在他們猶豫不決時,於童向僵在台上的閆麗君比個撤退的手勢。
直接將人帶去了後台休息室。
歌舞廳經理緊跟著跑進來,抹著汗懇求:“於隊長,您看外麵還有那麼多客人等著,您可不能讓我開天窗呀!”
於童憋著一肚子氣沒處撒,不由冷笑道:“那些客人是等我們的嗎?那不是等陳莎莎的嗎?喝倒彩的情況我不是沒見過,但是對演員使用暴力的卻是頭回見。老徐,咱們合作也有一年了,你這麼擺我一道,不厚道了吧?”
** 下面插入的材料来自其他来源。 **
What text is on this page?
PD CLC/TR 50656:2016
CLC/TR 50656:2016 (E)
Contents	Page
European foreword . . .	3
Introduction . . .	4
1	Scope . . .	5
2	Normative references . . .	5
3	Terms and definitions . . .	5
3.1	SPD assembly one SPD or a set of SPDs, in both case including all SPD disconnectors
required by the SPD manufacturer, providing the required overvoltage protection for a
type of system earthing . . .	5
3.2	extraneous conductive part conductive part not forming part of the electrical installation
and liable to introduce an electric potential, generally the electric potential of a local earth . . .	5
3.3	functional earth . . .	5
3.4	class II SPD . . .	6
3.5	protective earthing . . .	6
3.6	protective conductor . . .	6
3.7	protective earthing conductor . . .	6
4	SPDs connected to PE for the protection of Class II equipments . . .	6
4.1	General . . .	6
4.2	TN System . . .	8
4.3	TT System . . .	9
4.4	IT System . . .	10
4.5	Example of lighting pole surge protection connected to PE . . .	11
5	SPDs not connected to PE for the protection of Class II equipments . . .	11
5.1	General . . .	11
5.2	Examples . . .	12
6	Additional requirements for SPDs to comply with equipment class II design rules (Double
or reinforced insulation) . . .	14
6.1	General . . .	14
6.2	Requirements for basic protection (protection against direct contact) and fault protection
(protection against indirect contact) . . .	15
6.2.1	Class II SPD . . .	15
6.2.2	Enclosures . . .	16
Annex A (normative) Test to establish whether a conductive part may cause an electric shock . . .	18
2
“哎喲,您可冤枉我了!”徐經理義憤填膺地說,“外麵那些人都是陳莎莎的穴頭找來拆台的!他一個月跟我提價三次,我實在沒轍了,才想著先冷冷陳莎莎,換個人來唱。哪想到那小子玩兒得這麼黑!”
於童並不想聽那些狗屁倒灶的糾葛。
“那您打算怎麼解決今天的事?麗君是我手裡最好的苗子,以後還要參加歌唱比賽。您要是早點跟我交個底,我就安排更有經驗的演員過來了!今天麗君第一次登台,就差點被人轟下去,要是留下心理陰影了,我們的損失找誰賠?”
閆麗君想說,她沒那麼脆弱。
但是被於隊長眼神警告後,又及時閉嘴了。
徐經理搓著手訕笑。
這姓於的小妞兒可不是什麼善茬,若是讓她抓住機會,非得從他身上扒下一層皮來。
他心裡琢磨著,要不今天就算了,沒人唱就不唱,讓樂隊伴奏,改跳交誼舞也行。
狄思科旁聽了半天,這時插話說:“於隊,要是閆麗君不唱了,我去通知劉哥他們把樂器收了吧?”
徐經理這才記起,樂隊也是於童帶來的,慌忙擺手說:“九點半還有一場演出呢,樂隊可不能撤。”
這回輪到於童唇角帶笑不吭聲了。